何で、そんな難しい顔をしているのかは分からなかった。
「ああ。できたみたいだ。メグも頑張ってな」
「う、うん」
歯切れが悪かった。何をそんなに難しい顔をと安易に思っていた。
僕は首を捻りながら、メグの後姿を眺めていた。
メグはステージに立って演技を始めるが、何かぎこちなかった。足がおぼつかず、腕の動きもガチガチになっていた。
技は何とか成功している。
だが、メグに笑顔は無かった。必死に歯を食いしばっていた。
何をそんなに焦っていたのだろう。
僕にはその違和感が分からなかった。
理解できないまま、メグはディアボロを落とした。
大きく転がり、ステージの下まで転がっていた。急いで取りに行くメグ。
横で「早く、早く」と舞台袖で小声を出す。
メグは拾って舞台に戻ってきて投げ上げるがキャッチし損ねる。
それにより、大幅な時間ロスをしてしまった。ルーティンの6割ほどしか演技ができなかった。

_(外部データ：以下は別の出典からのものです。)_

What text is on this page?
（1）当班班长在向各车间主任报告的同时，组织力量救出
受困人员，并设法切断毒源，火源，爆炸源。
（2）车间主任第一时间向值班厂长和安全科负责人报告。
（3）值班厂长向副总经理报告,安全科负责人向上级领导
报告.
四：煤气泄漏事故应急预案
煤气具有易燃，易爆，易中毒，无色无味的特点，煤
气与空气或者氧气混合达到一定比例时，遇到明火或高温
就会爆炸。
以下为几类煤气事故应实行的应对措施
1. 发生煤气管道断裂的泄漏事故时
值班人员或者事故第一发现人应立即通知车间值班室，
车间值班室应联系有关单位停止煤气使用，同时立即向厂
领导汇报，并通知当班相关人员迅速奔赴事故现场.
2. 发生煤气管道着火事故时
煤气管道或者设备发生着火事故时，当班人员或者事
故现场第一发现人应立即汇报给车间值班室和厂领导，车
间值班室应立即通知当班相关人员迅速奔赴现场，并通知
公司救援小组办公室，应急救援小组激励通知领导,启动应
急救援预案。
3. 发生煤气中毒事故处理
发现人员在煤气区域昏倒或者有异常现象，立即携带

終わったあと肩をぐったり落として、メグは帰ってきた。
僕はメグに声をかけることが出来なかった。
悔しかったのか。いや悔しいに違いない。
練習したのに本番で成果を発揮できなかったのだから。
メグが控室に入っていく直前に、耕次先輩がポンポンと肩を叩いた。
「ようやった。大丈夫だ。あとは任せろ」
メグは立ち止まった。
全身をプルプル振るわせていた。
俯きながらも、メグは力なく頷いた。
「ありがとうございます」
そう一言残して、彼女は控室に入っていった。
「お前ら良かったぞ」
てるやん先輩がフラワースティックを肩に構えながら奥から出てきた。
「良かったよ。あとは先輩たちに任せて、何とかするから」
「控室で少し休んできたら」
部長と副部長が拍手を送ってくれた。
直球で褒められることもなかった僕は、少しだけ照れてしまった。
大介は慣れているのかいつも通りだし、リナは何か落ち着かなそうである。
そんなリナにさっと耳元で囁くアヤメ先輩。
「メグにも良かったと伝えておいて」
リナは、はっとしたように顔を上げ、まっすぐに控室に入っていった。
「二人も、しばらくは休んでいいよ」
アヤメ先輩は念を押して言ってくれた。
大介は素直に従って控室に戻っていった。僕もつられて戻ろうとした。
でも控室のドアノブに手をかける直前に、動きを止めた。
奥から最後に出てきたエリ先輩が笑っていなかったことだった。
本番前になって緊張するのも分かるし、集中している場合は笑っていないのは普通なのだが、それでもあのエリ先輩がみせた一瞬の表情に、僕は嫌な感覚を拭えなかった。